From the writer-director of "The Guard"

Written and directed by John Michael McDonagh, Calvary stars Brendan Gleeson (reteaming with McDonagh after The Guard) as Father James, a parish priest in a coastal village in County Sligo, who receives a death sentence from one of his parishioners during confession. The man in question tells Father James that he was repeatedly raped by a priest as a boy and that as a result, he intends to kill an innocent priest, theorising that that will make more of a splash. He therefore gives Father James a week to get his house in order, telling him that he will meet and kill him on the beach, a week on Sunday.

Poster art for CalvaryThough Father James apparently knows the identity of his would-be murderer, he nonetheless calmly goes about his weekly rounds, encountering a number of potential suspects, including: cynical local doctor (Aiden Gillan); a wealthy, but miserable ex-banker (Dylan Moran); a sex-starved young man (David Wilmot); a cuckolded butcher (Chris O’Dowd) and his promiscuous wife (Orla O’Rourke); her surly immigrant lover (Isaach De Bankole); a reclusive American writer (M. Emmet Walsh); and a disillusioned cop (Gary Lydon) and his rent boy lover (Owen Sharpe), who speaks exclusively in 1930s gangster slang. At the same time, Father James is visited by his daughter, Fiona (Kelly Reilly).

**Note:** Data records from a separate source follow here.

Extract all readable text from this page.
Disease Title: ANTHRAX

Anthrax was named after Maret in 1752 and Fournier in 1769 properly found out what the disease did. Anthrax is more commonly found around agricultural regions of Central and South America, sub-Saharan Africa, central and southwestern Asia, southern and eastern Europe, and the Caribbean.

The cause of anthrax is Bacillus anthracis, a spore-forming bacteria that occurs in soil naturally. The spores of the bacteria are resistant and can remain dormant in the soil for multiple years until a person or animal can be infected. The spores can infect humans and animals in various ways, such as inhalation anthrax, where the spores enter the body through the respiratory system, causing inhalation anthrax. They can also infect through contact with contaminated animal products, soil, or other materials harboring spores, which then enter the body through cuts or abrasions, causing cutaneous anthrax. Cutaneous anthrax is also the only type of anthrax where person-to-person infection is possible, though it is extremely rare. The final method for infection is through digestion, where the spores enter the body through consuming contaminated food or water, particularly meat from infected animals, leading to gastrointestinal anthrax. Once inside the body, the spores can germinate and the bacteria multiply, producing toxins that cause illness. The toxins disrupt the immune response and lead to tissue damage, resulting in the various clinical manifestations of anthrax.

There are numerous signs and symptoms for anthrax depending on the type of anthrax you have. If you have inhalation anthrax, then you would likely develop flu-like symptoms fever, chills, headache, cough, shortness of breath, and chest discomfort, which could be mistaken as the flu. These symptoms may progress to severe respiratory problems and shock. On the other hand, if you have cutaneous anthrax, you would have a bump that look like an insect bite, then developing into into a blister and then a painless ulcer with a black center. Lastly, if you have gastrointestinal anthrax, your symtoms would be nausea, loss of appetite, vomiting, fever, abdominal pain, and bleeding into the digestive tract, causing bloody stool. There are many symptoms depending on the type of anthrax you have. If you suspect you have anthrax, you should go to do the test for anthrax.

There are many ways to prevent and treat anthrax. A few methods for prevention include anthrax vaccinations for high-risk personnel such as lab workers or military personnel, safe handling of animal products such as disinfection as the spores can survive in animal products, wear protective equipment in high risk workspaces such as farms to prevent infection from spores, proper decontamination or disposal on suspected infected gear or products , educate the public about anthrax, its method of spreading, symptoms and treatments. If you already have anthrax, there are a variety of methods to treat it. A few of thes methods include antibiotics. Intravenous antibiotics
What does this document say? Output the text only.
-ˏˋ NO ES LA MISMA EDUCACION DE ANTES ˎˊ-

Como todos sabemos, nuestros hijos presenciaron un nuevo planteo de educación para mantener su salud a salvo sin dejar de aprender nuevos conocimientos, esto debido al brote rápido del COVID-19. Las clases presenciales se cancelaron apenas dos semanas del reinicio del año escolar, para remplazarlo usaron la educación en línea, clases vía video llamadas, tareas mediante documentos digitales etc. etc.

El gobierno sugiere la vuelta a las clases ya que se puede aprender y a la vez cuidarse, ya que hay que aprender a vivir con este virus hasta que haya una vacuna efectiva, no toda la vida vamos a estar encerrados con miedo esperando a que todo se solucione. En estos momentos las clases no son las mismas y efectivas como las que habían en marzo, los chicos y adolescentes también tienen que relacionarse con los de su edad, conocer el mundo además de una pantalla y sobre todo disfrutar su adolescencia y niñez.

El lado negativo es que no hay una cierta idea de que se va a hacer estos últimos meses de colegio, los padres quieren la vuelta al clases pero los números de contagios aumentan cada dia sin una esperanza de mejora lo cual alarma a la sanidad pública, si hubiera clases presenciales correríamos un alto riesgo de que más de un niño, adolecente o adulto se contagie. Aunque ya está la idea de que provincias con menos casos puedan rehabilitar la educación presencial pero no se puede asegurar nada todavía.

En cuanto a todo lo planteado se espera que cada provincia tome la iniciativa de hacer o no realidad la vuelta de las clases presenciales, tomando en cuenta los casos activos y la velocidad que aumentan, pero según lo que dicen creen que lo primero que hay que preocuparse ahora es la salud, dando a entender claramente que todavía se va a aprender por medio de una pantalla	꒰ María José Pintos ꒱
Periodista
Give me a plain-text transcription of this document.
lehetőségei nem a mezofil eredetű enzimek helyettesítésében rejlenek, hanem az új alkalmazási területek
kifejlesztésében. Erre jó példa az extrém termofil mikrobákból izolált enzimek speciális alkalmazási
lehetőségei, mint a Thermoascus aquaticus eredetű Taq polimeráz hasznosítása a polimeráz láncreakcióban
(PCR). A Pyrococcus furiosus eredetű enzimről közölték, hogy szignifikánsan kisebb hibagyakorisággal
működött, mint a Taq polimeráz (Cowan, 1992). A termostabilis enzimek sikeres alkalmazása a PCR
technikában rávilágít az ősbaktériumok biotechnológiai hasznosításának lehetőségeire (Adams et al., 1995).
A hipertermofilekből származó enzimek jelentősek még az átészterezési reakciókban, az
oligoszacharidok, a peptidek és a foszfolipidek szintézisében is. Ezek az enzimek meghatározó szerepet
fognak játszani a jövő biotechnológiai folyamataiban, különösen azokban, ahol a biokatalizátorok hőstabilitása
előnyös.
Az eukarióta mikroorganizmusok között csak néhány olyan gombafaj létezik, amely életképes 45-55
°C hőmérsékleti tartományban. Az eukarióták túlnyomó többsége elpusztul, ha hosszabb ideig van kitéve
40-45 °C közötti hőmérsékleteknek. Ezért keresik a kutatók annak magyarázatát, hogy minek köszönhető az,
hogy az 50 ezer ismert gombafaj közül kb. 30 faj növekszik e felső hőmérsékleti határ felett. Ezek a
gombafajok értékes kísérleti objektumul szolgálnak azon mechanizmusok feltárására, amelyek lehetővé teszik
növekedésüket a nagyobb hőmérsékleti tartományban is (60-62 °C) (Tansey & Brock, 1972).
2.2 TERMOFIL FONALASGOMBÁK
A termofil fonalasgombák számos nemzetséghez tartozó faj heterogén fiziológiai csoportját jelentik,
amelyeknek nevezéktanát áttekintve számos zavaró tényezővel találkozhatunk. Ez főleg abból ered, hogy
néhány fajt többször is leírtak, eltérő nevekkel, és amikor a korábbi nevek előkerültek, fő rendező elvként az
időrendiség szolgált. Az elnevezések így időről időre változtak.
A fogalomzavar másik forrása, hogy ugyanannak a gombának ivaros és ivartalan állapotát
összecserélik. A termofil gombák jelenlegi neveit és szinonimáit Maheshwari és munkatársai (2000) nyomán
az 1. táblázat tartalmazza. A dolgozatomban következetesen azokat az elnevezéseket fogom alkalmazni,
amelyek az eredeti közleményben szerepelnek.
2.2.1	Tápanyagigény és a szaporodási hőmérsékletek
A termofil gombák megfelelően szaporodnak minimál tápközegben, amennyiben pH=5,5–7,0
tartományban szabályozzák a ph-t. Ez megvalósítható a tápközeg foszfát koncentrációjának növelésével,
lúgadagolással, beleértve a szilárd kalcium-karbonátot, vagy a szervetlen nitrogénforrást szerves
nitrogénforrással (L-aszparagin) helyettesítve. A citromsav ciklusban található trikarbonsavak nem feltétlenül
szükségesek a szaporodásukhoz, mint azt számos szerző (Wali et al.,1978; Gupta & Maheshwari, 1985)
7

Brendan Gleeson is magnificent as Father James, delivering an eminently compassionate performance that is genuinely moving to watch, as each of his parishioners attempts to undermine, denigrate or challenge his faith. His interactions with Kelly Reilly (luminous) are particularly touching, as he struggles with the knowledge that his decision to join the priesthood has meant that he has, paradoxically, swapped being a father for being a Father.

McDonagh has assembled a mouth-watering supporting cast, each of whom is on superlative form, particularly O’Dowd (displaying a darker, meaner edge than we’re used to seeing from him) and Gillen, who has elevated sneering condescension and general sliminess to a fine art.

The superbly written script keeps you guessing throughout as to the killer’s identity, unfolding less as a whodunnit than a who’sgonnadoit, while providing a contemplative portrait of faith and guilt that is ultimately deeply moving, regardless of your own personal convictions. Similarly, the dialogue is packed full of delicious lines and McDonagh orchestrates a number of powerfully memorable scenes that will stay with you long after you leave the cinema.